所以說辛随這話就拿捏得相當有技巧了,既沒過度親密,也不叫人覺得冷淡,至于自己的真實想法更是一點也沒露出來,跟個峨眉山修煉成精的猴兒似的,心眼比蜂窩煤的洞還多。

眼看小金毛同學已經擔憂地住了嘴,傻裏傻氣地摸自己蓬松的頭頂,看着就像是老了會被騙去聽講座的樣子,輕而易舉就被帶跑了題;辛随在心裏笑了一聲,不過這樣隐秘惡劣的快樂都只維持了短短一瞬,片刻後,那股煩躁感就卷土重來,他望着屏幕上沒寫完的提案,好半天,一個字也沒看進去。

……有個屁的數,他想。

下午的時候,辛随被叫去導師辦公室幫忙處理成堆待批閱的文件,說白了,其實就是體力活,每個和導師關系稍微好上那麽一點的大學生都逃不過這麽一遭,至于什麽批閱文件,也只是個幌子,除了做表格,也沒有其他。

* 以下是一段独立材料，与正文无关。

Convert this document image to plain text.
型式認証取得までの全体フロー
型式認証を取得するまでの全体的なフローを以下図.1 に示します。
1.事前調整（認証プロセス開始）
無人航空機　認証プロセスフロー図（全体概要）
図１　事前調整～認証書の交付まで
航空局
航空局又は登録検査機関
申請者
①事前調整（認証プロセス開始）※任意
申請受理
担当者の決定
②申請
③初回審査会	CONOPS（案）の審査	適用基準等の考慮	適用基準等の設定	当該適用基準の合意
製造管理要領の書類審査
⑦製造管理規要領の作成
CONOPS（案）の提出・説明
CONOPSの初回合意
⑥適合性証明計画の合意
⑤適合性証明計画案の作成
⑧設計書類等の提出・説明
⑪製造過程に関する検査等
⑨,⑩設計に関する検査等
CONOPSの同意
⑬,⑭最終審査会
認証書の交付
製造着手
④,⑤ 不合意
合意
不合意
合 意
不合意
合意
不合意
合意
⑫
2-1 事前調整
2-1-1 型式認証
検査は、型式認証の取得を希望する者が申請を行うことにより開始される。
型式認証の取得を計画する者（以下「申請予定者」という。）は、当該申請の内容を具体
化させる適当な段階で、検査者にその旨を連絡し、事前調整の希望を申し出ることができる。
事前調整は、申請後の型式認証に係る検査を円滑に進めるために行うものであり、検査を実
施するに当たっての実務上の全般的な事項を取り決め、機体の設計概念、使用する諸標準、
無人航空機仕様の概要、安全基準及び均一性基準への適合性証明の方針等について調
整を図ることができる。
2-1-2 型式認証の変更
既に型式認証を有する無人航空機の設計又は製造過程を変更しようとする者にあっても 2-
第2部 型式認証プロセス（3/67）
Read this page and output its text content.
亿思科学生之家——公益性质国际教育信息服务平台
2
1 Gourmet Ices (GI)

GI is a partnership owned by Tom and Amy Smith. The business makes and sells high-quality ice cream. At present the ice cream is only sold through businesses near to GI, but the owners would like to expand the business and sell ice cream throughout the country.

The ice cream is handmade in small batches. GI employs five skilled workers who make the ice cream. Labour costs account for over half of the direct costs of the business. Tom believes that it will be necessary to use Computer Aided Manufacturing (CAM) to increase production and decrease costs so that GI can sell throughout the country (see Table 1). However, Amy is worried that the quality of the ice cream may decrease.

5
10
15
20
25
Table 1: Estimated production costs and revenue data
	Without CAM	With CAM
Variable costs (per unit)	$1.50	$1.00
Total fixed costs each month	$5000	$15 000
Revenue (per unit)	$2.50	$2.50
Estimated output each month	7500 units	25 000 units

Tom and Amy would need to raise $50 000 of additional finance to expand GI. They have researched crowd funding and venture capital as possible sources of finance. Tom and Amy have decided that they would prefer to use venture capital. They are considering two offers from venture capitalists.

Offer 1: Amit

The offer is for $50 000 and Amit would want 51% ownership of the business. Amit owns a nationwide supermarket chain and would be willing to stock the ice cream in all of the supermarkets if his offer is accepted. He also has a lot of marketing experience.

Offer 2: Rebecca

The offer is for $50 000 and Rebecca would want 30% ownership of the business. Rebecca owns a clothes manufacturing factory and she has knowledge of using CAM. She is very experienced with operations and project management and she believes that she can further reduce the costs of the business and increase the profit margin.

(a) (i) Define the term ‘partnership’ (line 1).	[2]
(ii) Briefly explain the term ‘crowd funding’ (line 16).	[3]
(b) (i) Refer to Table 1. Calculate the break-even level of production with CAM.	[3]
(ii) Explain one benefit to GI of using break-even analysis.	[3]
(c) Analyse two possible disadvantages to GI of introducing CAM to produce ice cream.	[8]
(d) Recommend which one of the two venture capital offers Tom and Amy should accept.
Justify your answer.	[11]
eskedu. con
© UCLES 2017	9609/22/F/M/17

這種清晰的認知讓他在半路上就想臨陣脫逃,但想了又想,也沒什麽合适的理由。他掏出手機來,對于上面熱鬧非凡的群消息視若無睹,想要劃走,又突然看到已經沉底兒的何景樂的聊天框,于是滑動屏幕的手指便頓了頓,肩膀也不太明顯地垮了下來。

和何景樂沒聯系已經好幾天,這分明是他自己想要的結果,現在又是他覺得空落落,像少了點什麽似的。

辛随罕見地登上不常用的QQ,在群聊頁面裏找到了那個和何景樂的雙人群聊——建立當晚他覺得幼稚,就已經從消息列表裏清掉了,現在他看着空空如也的聊天界面,唯一一條消息還是來自向空山的問號,越看越煩,指尖倏地一動,往裏面發了個小狗表情包。

小狗是只歪頭的薩摩,嘴巴咧着,看起來和他本人一點也不像。

所以辛随發完,就秒撤回了,但何景樂好像住在手機裏似的,又秒扣他一個問號,語氣看着還挺兇:[有事?]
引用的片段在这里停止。